As far as Dabo Swinney is concerned, Friday night’s Orange Bowl game is the “closer” to Clemson’s 2022 season.

And officially, it is.

Practically, however, the matchup against Tennessee is more of a dress rehearsal for 2023.

With another ACC championship already in hand and the College Football Playoff out of reach, there’s little of substance left for the Tigers to gain other than the pride that comes with beating an excellent SEC opponent and finishing with a win.

Far more important than the result is the experience several young players will have the opportunity to gain in expanded roles while filling in for teammates that have either opted out or will miss the game because of injuries.

Of that group, none will be under more scrutiny or pressure to perform than Cade Klubnik.

The highly-touted freshman quarterback spent most of the regular season watching and learning from the sidelines before bursting into prominence with an MVP performance against North Carolina in the ACC Championship Game.

It was a performance Swinney proclaimed to be “a glimpse of our future and what it looks like at Clemson.” But it also turned out to be a look at the present when the coach immediately named Klubnik as the Orange Bowl starter.

Within days, former starter DJ Uiagalelei was in the transfer portal on his way to Oregon State and his replacement was well on his way toward making the offense his own.

Klubnik messaged his receivers on the Tigers’ group chat organizing them to get together during the week before bowl preparations began so that he could start the process of building chemistry with them.

“It was just like, ‘Alright, I’m a leader now. I’m the QB,’” fellow freshman Antonio Williams said. “‘Let’s get on the field. Let’s work.”

Neither Klubnik’s assertiveness nor his performance against UNC should come as a surprise. He arrived at Clemson last spring as the No. 1 quarterback prospect in the nation and figured to be ready to usurp the inconsistent, mistake-prone Uiagalelei at some point during the year.

It almost happened at midseason when Klubnik emerged triumphantly from the shadows in the 2nd half to save the day against Syracuse. But he immediately took a step back by throwing a pick-6 2 weeks later at Notre Dame.

It took 4 more games, a crushing loss to arch-rival South Carolina and a slow start against UNC for him to finally get another chance. This time, he took full advantage.

Entering the game on his team’s 3rd possession of the game, the 6-2, 195-pound Texas native completed his first 10 passes while leading the Tigers to touchdowns on 3 consecutive drives.

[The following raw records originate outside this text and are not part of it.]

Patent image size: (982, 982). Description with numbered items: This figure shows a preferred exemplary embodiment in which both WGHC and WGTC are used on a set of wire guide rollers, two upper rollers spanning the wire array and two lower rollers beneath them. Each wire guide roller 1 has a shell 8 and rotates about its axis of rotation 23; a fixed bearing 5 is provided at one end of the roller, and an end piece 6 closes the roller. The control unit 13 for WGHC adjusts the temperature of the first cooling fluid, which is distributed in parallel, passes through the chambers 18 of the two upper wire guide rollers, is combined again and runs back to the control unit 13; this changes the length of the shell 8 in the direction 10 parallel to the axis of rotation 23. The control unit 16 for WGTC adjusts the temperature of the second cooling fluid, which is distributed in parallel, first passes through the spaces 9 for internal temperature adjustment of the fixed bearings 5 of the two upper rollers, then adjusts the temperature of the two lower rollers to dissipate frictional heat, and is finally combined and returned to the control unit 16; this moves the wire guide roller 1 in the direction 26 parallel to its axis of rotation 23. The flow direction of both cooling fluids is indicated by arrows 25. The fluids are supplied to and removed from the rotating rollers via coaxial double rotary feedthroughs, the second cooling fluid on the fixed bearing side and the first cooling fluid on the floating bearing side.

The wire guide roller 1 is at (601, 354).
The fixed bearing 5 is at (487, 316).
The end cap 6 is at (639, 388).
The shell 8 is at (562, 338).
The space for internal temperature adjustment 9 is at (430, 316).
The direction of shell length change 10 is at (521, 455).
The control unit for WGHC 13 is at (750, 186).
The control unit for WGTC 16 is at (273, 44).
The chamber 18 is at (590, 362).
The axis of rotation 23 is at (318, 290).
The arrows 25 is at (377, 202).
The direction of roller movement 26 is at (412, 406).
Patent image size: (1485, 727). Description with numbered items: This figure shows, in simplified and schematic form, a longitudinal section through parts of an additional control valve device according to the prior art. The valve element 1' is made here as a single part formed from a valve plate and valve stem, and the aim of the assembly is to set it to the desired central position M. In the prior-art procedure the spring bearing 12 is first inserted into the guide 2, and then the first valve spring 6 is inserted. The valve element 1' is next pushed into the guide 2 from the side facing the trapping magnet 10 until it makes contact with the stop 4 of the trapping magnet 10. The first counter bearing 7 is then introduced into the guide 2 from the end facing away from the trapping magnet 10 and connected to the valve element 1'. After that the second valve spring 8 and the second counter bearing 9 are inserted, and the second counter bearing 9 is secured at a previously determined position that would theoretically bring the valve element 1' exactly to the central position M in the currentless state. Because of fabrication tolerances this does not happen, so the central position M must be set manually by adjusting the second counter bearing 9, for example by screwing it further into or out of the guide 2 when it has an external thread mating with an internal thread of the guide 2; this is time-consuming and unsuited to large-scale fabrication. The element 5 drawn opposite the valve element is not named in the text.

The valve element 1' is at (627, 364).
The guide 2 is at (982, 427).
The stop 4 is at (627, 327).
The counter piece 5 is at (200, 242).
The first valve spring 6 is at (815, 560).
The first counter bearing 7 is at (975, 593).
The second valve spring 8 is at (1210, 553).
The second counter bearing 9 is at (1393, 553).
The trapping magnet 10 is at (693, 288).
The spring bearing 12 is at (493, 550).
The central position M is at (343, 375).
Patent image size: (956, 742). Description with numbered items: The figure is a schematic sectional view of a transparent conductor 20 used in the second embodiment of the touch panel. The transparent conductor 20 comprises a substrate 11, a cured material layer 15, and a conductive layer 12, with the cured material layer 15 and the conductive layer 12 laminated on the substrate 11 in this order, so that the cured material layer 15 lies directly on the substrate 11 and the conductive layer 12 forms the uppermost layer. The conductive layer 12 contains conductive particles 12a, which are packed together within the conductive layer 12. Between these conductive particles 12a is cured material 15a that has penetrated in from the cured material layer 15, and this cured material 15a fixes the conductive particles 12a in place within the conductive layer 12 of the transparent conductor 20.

He finished the night 20-of-24 for 279 yards and a touchdown while also leading the team in rushing while scoring on the ground and catching a pass in Clemson’s 39-10 victory.

Klubnik’s numbers were so impressive that he’s already being included on several lists of leading 2023 Heisman Trophy candidates, including 1 during Fox’s broadcast of UNC’s Holiday Bowl game against Oregon on Wednesday.

Even though he’s yet to make his first start, he already sounds the part.

“My confidence comes from preparation and I love the game,” Klubnik said. “So when I get out there and play, I think another switch just kind of happens that I don’t really have any control over. It just kind of happens. Just another part of me kind of comes out and I just go out there and play.” 

The kid clearly has the swagger and he can deliver the ball.

But can he deliver the goods?

It’s one thing to light up a Tar Heels defense that allowed 31 points and 438 yards per game while finishing dead last in the ACC this season. Doing it against an SEC defense and leading the Tigers to victory against the Volunteers will be a much more difficult proposition.

How he handles things at the Orange Bowl in what amounts to a practice test will go a long way toward answering that question and determining the amount of work both he and his offense will have ahead of them this offseason.

Just in case, Swinney stepped out of character by dipping into the transfer portal – something he disdains more than the sound of Sandstorm riling up a crowd at South Carolina’s Williams-Brice Stadium – to bring in Paul Tyson from Arizona State.

Tyson is the great-grandson of Alabama coaching legend Bear Bryant. He started his college career as Bryce Young’s backup with the Crimson Tide and will spend his final season of eligibility at Clemson serving as a safety net for Klubnik.

If all goes well, Tyson will have the best seat in the house at Death Valley next fall. He might even get to take a few snaps in Victory Formation.

He, like Swinney and the rest of us, will get a clearer picture of what to expect on Friday when Klubnik starts the Tigers’ closer at the Orange Bowl and provides a much more accurate “glimpse into the future and what it looks like at Clemson.”